"Waduh kalau dibilang cukup, ya tahu aja, cuma Rp 800.000," ujar dia.
"Apalagi udah punya anak dua, yang satu sudah sekolah," tambahnya.
Guna menambah penghasilan, ia pun bekerja sampingan sebagai buruh kebun kopi.
Kebun tersebut milik mertuanya.
Kala mendengar ada wacana dari pemerintah pusat bahwa tenaga honorer akan ditiadakan pada 2023 mendatang, ia mengaku kecewa.
"Saya mewakili tenaga honorer yang lain tentu saja merasa kecewa," kata dia.
Menurutnya, setelah mengabdi selama 15 tahun, tenaga honorer justru akan dihapuskan bukan diangkat jadi PNS.
"Sekarang usia tidak muda lagi, sudah 40 tahun. Mau bertani, tidak punya lahan. Ada kebun kopi, itu milik mertua. Jika berhenti kerja jadi honorer, mau ke mana. Meski gaji kami tidak banyak," tuturnya.
Jual Kue Kering
Kondisi serupa dialami pegawai honorer asal Mesuji, Agnes.
Ia telah menjadi honorer selama 11 tahun atau sejak 2010. Ia mengaku, jika hanya mengandalkan gaji sebagai honorer maka tidak cukup untuk biaya hidup.
Agnes sendiri mengaku menerima gaji sebesar Rp 1.250.000 per bulan.

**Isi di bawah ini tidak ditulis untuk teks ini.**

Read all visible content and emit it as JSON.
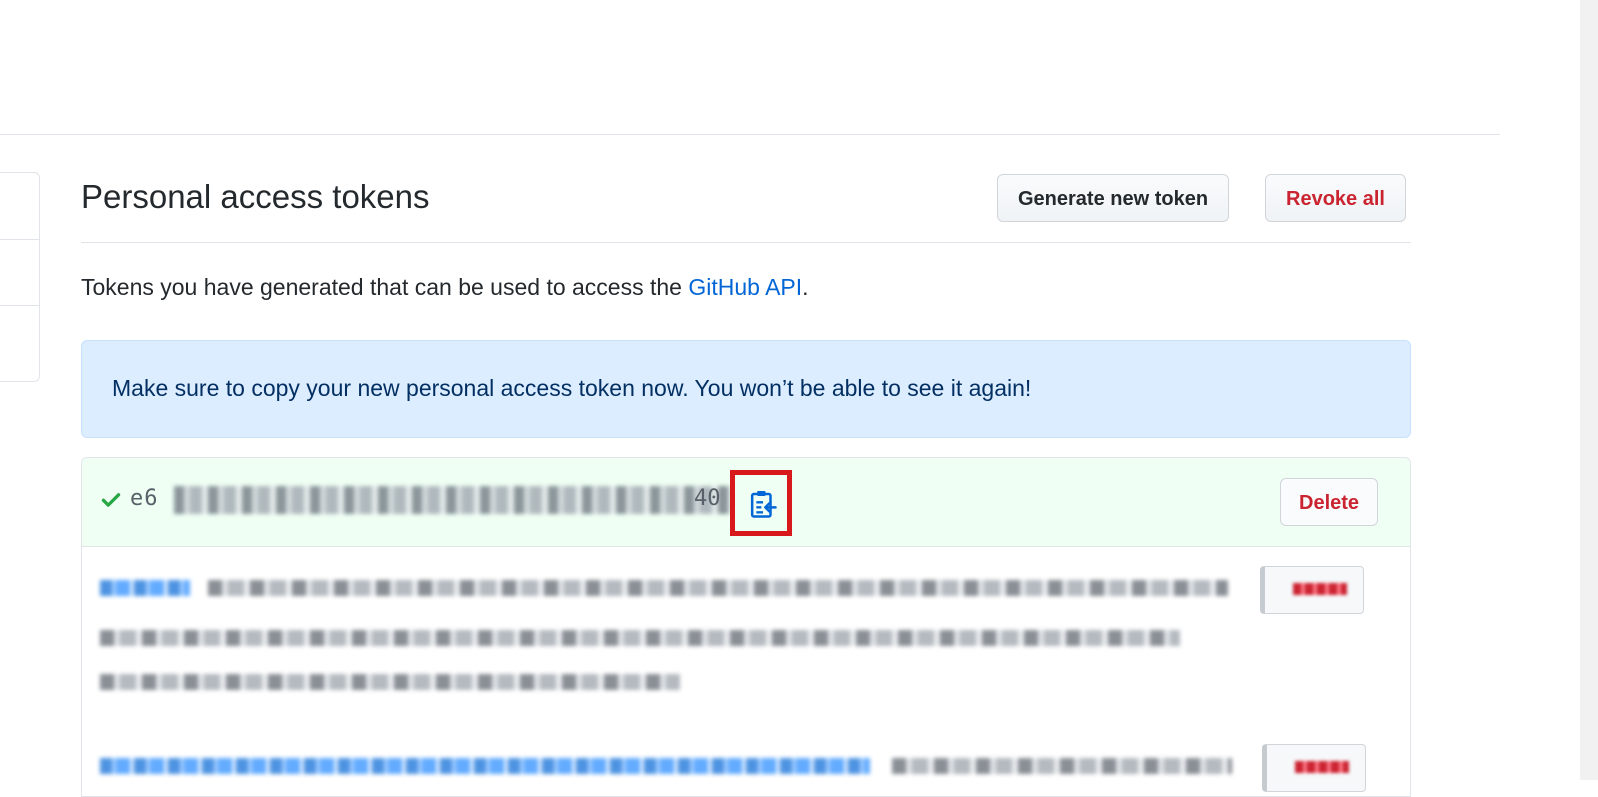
{
  "page": {
    "title": "Personal access tokens",
    "description_prefix": "Tokens you have generated that can be used to access the ",
    "description_link": "GitHub API",
    "description_suffix": "."
  },
  "header": {
    "generate_label": "Generate new token",
    "revoke_label": "Revoke all"
  },
  "flash": {
    "message": "Make sure to copy your new personal access token now. You won’t be able to see it again!"
  },
  "new_token": {
    "value_prefix": "e6",
    "value_suffix": "40",
    "delete_label": "Delete"
  },
  "colors": {
    "link": "#0366d6",
    "danger": "#cb2431",
    "success": "#28a745",
    "flash_bg": "#dbedff",
    "token_bg": "#f0fff4",
    "highlight_box": "#d7191c"
  }
}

"Dengan gaji segitu kalau dibilang cukup, ya enggak. Apalagi rumah saya di Tulangbawang, sementara kerja di Mesuji. Ongkos bolak balik dan biaya kos sudah berapa," kata dia.
Karena itu, Agnes memutuskan untuk berjualan makanan. Ide itu muncul 5 tahun lalu setelah melihat adanya peluang usaha.
Awalnya ia berjualan kue kering dengan sistem preorder kemudian berkembang menjual makanan kemasan dari olahan ikan seraya membuka outlet minuman boba dan burger.